Soda bread is one of Northern Ireland’s griddle breads, it can be eaten straightaway, or cooked until golden in an Ulster fry. They are sometimes eaten with butter and homemade jam, or with savoury food such as smoked salmon, fresh fried eel, or thick dry-cured bacon. Soda bread is a soft, thick and fluffy bread. It was first baked in the 1800s in Ireland, and local people used baking soda to cause the dough to rise

GETTING HERE

Of course, there’s nothing like the freedom of having your own four wheels – hired or otherwise. Northern Ireland is fortunate to have excellent roads and excellent scenery. Just a hint – you’ll know you’ve crossed into Armagh when the surrounding area has become populated by apple trees. This is, after all, Orchard County. It’s also a county made for detours.
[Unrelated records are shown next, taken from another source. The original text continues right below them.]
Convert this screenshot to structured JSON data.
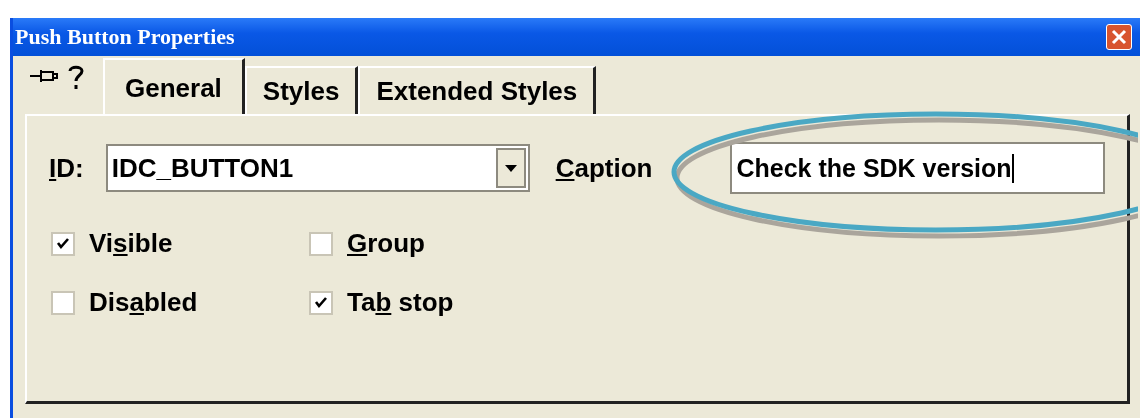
{
  "window": {
    "title": "Push Button Properties"
  },
  "tabs": [
    {
      "label": "General",
      "selected": true
    },
    {
      "label": "Styles",
      "selected": false
    },
    {
      "label": "Extended Styles",
      "selected": false
    }
  ],
  "id_field": {
    "label": {
      "key": "I",
      "post": "D:"
    },
    "value": "IDC_BUTTON1"
  },
  "caption_field": {
    "label": {
      "key": "C",
      "post": "aption"
    },
    "value": "Check the SDK version",
    "focused": true
  },
  "checkboxes": [
    {
      "label": {
        "pre": "Vi",
        "key": "s",
        "post": "ible"
      },
      "checked": true
    },
    {
      "label": {
        "key": "G",
        "post": "roup"
      },
      "checked": false
    },
    {
      "label": {
        "pre": "Dis",
        "key": "a",
        "post": "bled"
      },
      "checked": false
    },
    {
      "label": {
        "pre": "Ta",
        "key": "b",
        "post": " stop"
      },
      "checked": true
    }
  ],
  "annotation": {
    "kind": "ellipse"
  }
}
Slieve Gullion Forest Park has a scenic drive that’s virtually a living postcard, and definitely worth clocking up a few extra miles for. Or, if you do need to get straight to the point – Armagh, that is – you can drive there from Belfast city comfortably, and more directly along the M1, in less than an hour. Make that an hour and a half if you started your journey at Belfast International Airport.